It's hard to see precisely where the battle lines are drawn in the conflict between the head and the heart in Mikio Naruse's 1956 film Sudden Rain (驟雨). Setsuko Hara and Shuji Sano star as a young married couple whose unexamined issues are exacerbated by a sudden series of financial woes, portrayed with Naruse's characteristic delicate, inexorable cruelty. This beautiful picture addresses the emerging influence of feminist social change, ably touches on fundamental human anxieties, and has the wisdom to avoid tidy resolution.
Everything seems fine as the film begins--Fumiko (Hara) and Ryotaro (Sano) have a small, obviously inexpensive home and have typical arguments in the morning about whether they should go out more and about Fumiko cutting recipes out of the newspaper they can't afford for her to make. Kyoko Kagawa plays Fumiko's sister, Ayako, and she pays the couple a visit. She's distraught over her husband's behaviour and she needs Fumiko to confide in.
Fumiko is amused by the complaints that seem like high crimes to Ayako. Her husband yawned at a dinner with guests, he flirted with a waitress right in front of her--Fumiko explains that this is simply what men are like and that being married means becoming acquainted with the faults of one's spouse. When Ryotaro comes home, though, helpfully trying to explain the situation that may have caused Ayako's husband to stay out all night, Fumiko gradually becomes angry herself at her husband's dismissive attitude regarding the faults of another man.
There is a literal sudden rain shortly after but the film's title seems more to refer to three problems that strain Fumiko and Ryotaro's already strained finances--a thief picks Fumiko's pocket at the market, stealing her wallet; Ryotaro's boss announces the company he works for is going under; and a stray dog the couple had been feeding has been stealing and destroying property throughout the neighbourhood. People have begun to demand restitution from Fumiko and Ryotaro.
In a more predictable film, the dog would eventually bring Fumiko her lost wallet or something but Naruse never gives his characters that kind of easy out. The dog is an especially effective part of the film. Even as their problems mount, the couple still can't resist feeding the dog and its hard not to see his innocent but destructive hunger as reflecting the same impulse that keeps the couple together despite their problems.

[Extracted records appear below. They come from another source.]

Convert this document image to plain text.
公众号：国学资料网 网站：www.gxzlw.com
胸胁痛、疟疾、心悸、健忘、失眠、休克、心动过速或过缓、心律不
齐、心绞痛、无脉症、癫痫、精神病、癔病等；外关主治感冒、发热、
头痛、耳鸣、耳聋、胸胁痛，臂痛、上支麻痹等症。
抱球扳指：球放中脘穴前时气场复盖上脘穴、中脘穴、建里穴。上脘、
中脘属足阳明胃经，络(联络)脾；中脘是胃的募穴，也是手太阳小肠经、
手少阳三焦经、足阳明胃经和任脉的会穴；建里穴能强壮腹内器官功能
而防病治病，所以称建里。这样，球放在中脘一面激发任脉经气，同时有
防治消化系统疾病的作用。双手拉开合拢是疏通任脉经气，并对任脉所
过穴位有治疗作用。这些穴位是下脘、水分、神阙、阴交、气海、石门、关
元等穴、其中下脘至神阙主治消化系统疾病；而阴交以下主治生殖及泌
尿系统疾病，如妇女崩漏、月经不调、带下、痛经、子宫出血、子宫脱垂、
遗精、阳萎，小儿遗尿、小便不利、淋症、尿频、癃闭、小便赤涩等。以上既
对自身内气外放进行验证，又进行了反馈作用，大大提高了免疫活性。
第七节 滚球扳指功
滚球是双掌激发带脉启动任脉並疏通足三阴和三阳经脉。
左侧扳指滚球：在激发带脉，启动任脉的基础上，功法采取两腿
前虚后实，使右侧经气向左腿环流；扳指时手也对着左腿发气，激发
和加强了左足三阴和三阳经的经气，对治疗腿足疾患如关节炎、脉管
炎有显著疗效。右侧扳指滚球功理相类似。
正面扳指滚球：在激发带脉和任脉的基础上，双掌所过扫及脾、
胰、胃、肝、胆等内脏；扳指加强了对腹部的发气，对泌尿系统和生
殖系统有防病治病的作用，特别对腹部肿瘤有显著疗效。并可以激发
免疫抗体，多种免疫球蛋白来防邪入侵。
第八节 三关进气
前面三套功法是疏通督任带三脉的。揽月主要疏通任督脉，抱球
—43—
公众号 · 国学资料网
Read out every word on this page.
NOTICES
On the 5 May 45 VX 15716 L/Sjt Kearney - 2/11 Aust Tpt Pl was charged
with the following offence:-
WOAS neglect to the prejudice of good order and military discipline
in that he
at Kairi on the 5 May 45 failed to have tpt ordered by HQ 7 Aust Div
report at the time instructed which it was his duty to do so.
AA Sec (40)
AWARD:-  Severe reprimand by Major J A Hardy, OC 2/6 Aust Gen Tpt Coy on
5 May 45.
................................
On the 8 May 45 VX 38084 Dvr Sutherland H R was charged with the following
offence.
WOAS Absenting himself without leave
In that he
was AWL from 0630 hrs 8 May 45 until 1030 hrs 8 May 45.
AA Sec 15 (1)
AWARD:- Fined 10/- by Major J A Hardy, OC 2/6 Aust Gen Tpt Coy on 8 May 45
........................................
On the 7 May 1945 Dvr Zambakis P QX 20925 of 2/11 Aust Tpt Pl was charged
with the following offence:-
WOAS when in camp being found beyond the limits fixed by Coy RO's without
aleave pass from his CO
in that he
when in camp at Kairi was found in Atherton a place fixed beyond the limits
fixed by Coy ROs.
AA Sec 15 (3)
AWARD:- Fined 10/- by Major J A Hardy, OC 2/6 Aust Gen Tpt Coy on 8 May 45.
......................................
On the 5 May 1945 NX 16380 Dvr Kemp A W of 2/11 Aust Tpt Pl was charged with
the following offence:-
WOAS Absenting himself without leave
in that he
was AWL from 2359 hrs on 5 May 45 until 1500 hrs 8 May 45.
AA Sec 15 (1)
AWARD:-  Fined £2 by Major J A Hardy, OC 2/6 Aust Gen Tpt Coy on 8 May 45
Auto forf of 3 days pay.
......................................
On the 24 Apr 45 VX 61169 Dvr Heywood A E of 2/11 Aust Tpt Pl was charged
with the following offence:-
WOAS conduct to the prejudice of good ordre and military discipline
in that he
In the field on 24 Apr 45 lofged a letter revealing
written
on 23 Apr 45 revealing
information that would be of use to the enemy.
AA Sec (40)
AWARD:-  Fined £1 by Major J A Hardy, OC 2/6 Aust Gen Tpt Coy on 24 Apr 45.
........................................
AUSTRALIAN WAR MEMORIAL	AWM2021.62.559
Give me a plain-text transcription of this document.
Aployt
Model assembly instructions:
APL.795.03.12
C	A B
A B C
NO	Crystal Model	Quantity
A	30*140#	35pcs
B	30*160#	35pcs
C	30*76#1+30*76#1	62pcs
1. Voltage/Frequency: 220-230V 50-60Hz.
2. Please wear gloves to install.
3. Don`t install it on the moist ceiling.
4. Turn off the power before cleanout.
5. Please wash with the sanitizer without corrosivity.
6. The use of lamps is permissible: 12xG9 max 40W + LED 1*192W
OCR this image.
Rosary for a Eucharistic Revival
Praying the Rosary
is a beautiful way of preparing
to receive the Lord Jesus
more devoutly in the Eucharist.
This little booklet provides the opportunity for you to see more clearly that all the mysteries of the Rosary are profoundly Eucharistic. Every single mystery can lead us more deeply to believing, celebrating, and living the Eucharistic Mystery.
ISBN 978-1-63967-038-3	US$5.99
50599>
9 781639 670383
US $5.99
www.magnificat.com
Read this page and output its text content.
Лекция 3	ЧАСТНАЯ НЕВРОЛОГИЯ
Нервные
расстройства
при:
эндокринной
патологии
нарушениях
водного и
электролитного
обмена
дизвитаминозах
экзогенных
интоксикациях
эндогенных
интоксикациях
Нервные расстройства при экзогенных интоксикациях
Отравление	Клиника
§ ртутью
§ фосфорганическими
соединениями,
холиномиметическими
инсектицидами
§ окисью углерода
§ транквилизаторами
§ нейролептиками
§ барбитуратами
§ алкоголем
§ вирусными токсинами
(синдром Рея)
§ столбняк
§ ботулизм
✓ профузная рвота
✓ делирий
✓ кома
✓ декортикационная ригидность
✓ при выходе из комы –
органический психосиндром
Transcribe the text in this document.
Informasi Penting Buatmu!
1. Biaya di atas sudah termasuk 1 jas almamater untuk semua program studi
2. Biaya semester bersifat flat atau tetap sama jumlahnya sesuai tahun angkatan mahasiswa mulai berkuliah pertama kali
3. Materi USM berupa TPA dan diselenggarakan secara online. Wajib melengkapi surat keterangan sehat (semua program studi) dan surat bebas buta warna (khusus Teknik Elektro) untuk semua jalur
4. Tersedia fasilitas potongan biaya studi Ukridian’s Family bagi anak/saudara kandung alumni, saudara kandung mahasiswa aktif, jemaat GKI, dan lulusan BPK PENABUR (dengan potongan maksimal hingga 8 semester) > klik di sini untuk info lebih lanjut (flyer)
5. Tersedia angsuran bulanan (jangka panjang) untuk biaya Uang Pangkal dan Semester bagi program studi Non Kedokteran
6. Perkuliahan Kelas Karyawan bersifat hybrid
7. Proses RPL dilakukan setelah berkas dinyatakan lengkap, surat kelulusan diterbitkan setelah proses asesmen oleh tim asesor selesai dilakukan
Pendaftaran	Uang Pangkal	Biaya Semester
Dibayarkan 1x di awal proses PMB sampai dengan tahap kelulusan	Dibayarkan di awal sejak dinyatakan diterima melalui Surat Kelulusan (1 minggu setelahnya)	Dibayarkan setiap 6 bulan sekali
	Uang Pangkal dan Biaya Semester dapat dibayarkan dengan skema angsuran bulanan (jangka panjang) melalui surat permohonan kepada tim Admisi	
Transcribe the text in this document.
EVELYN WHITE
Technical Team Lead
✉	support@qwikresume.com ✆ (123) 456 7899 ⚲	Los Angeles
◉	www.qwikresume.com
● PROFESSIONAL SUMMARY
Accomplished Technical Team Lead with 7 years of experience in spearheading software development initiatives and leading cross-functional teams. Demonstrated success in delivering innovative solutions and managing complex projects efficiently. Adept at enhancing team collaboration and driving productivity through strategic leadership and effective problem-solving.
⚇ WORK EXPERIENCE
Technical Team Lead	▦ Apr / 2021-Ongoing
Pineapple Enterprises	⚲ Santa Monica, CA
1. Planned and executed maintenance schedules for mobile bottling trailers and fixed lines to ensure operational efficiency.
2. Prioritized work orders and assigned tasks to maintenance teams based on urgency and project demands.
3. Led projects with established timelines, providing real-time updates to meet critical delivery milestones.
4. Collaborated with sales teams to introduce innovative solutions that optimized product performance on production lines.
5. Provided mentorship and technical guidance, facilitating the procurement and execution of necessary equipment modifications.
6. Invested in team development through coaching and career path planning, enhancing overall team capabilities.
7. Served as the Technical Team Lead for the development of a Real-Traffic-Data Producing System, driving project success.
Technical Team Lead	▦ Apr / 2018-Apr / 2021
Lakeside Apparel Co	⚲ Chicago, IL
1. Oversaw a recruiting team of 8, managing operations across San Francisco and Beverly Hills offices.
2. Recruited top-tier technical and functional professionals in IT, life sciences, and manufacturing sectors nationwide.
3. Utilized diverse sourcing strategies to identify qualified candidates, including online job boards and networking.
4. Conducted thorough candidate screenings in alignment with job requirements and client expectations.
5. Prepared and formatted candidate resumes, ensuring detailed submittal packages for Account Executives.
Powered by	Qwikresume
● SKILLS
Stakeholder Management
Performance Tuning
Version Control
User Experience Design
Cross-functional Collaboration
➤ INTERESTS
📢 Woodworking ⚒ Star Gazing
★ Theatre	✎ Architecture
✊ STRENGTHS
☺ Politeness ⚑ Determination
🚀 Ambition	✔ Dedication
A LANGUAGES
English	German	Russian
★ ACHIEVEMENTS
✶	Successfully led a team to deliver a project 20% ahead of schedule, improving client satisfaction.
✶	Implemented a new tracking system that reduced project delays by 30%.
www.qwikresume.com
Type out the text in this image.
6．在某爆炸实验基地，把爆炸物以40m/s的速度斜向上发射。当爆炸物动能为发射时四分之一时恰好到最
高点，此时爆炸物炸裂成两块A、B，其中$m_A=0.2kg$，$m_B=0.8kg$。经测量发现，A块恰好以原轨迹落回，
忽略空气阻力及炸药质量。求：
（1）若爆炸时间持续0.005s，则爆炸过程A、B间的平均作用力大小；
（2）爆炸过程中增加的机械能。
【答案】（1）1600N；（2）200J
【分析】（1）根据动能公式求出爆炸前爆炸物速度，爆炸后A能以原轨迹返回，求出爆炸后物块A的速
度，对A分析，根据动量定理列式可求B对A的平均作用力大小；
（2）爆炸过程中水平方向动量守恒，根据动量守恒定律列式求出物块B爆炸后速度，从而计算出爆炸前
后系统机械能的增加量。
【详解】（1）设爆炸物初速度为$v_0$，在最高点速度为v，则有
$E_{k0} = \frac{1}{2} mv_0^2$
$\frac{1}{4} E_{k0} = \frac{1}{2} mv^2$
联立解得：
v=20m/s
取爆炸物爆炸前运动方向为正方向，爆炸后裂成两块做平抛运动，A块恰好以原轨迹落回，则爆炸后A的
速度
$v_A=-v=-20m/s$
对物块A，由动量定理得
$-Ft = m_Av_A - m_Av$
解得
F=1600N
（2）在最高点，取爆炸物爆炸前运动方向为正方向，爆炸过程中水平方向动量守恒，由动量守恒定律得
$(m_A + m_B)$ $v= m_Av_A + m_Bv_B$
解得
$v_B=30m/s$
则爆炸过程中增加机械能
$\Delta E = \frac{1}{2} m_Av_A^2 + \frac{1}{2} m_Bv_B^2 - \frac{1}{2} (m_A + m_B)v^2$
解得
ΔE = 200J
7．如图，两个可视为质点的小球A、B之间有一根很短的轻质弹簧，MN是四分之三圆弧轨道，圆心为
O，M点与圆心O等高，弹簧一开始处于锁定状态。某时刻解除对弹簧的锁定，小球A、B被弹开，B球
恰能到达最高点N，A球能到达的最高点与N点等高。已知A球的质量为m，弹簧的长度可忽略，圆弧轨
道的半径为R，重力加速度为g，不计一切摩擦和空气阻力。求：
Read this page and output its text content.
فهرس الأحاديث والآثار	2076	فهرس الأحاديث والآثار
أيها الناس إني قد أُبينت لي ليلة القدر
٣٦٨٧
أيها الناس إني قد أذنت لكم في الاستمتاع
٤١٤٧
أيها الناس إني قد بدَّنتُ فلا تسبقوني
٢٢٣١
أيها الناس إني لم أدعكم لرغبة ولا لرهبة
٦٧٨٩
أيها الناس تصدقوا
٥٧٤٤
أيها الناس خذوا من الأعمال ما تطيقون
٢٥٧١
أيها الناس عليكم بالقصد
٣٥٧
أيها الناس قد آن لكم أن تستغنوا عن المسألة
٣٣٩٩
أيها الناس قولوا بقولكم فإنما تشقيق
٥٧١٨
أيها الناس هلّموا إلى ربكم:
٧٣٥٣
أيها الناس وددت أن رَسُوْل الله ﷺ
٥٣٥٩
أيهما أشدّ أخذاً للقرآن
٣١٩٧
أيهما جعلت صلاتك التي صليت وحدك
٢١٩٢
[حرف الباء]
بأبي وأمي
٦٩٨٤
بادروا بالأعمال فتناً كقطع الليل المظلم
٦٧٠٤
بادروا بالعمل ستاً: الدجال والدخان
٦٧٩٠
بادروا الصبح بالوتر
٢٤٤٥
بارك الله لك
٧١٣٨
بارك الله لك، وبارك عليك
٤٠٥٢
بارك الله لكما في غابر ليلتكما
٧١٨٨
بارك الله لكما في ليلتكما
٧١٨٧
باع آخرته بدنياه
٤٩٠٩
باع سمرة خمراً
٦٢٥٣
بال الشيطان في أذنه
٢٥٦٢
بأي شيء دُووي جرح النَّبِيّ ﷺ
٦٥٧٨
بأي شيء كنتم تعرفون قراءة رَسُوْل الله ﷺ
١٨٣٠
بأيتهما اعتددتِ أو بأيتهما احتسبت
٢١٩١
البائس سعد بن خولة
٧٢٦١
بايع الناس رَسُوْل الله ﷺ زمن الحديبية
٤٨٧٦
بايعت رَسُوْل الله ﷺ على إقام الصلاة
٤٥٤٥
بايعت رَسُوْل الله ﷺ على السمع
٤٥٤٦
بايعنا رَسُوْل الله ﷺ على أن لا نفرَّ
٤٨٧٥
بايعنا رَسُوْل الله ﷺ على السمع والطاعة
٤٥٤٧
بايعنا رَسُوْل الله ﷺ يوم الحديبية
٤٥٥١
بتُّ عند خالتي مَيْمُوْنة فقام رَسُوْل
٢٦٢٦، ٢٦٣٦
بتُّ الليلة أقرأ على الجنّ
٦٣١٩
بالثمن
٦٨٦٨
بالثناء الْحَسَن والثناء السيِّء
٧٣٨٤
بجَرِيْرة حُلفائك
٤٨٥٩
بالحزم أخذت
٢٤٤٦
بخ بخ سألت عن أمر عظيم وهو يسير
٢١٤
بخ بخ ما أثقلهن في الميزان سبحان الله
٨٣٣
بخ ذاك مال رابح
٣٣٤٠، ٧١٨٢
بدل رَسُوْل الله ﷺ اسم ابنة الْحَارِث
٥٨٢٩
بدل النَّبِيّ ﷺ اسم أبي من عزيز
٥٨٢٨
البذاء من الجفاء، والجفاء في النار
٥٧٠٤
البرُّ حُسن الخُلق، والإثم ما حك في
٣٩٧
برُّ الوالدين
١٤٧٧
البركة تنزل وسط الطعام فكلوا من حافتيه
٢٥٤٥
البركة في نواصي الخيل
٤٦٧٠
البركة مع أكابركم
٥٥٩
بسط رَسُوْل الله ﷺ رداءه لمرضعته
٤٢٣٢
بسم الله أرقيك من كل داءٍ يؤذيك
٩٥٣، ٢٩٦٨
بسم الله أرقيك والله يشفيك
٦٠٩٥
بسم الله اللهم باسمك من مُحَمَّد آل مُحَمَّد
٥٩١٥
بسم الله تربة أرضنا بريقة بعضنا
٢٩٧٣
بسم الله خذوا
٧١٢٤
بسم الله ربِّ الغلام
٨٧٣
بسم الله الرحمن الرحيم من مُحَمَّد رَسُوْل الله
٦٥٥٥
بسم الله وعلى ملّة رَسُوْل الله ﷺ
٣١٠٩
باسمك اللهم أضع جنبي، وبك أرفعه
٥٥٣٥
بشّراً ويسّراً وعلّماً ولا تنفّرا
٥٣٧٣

Fumiko calls Ryotaro old fashioned and feudal, not just because he won't let her work to bring in extra money but also because he presumes that he can go back to his home village at any time and earn a living as a farmer. He threatens to do that several times, each time saying how Fumiko would need to stay in the city because country life wouldn't suit her, a slightly cowardly way of floating the idea of separation. Two opportunities present themselves for Fumiko to get work--first as an errand woman for a newspaper, then as a waitress in a restaurant Ryotaro's co-workers propose opening. The argument between the couple over the issue is particularly insightful for the ways arguments tend to go over such ideological issues--Ryotaro says he doesn't want to be supported by a woman and seems to see any kind of work as degrading for her while Fumiko seems insulted by the very idea that one of them is supporting the other by bringing in money, seeing it instead as a matter of maintaining their existence. The disagreement between the two is exacerbated by each being offended by the other's conceptual presumptions.
But no ideas either one has seems to influence their behaviour, illustrated neatly by a really funny final scene which at the same time does nothing to dispel any of the sources of anxiety.